Weefseleigenschappen vallen uiteen in optische en thermische eigenschappen. Relevante optische eigenschappen zijn de brekingsindex, de verstrooiing en verstrooiingsrichting, de absorptie, de lokale variaties in verstrooiers en absorbers, de temporele variaties (onder andere oxygenatie, bloedvolume en pigmentering) en de temperatuurafhankelijkheid van de optische eigenschappen. De laservariabelen en optische eigenschappen bepalen de lichtverdeling in het weefsel, die samen met de weefselabsorbers bepalend is voor de initiële temperatuurverdeling. De temperatuurstijging van een belicht weefselvolume als functie van de tijd en de gevoeligheid van dit weefselvolume voor thermische schade bepalen de uitkomst van de behandeling. Bij de door ons beschreven toepassing is warmtetransport van ondergeschikt belang. Bij gebruik van langere belichtingstijden daarentegen is warmtetransport door diffusie, convectie, straling en verdamping wel van belang. Tenslotte moet worden opgemerkt dat er naast de genoemde variabelen grote individuele verschillen bestaan wat betreft afweer en regeneratie, factoren die medebepalend zijn voor het uiteindelijke behandelingsresultaat.

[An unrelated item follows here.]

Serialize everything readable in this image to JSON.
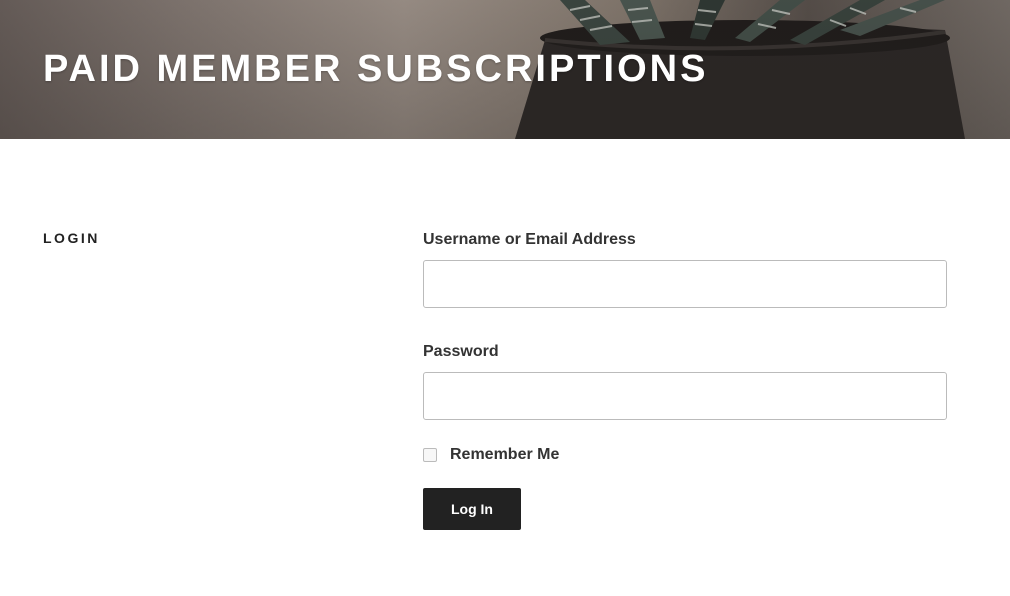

Wij onderschrijven de oproep van onze collegae om laservariabelen expliciet te vermelden. Uit onze opmerkingen mag men opmaken dat ook hun rijtje tekort zou schieten. In de klinische praktijk is het echter niet mogelijk alle variabelen vast te leggen en is er ruimte voor een zekere variabiliteit zonder dat dit ten koste gaat van de gewenste reproduceerbaarheid van het behandelingsresultaat. Derhalve volstaat voor rapportage over de meeste toepassingen het vermelden van de gebruikte apparatuur en een zorgvuldig gekozen selectie van laservariabelen en weefseleigenschappen.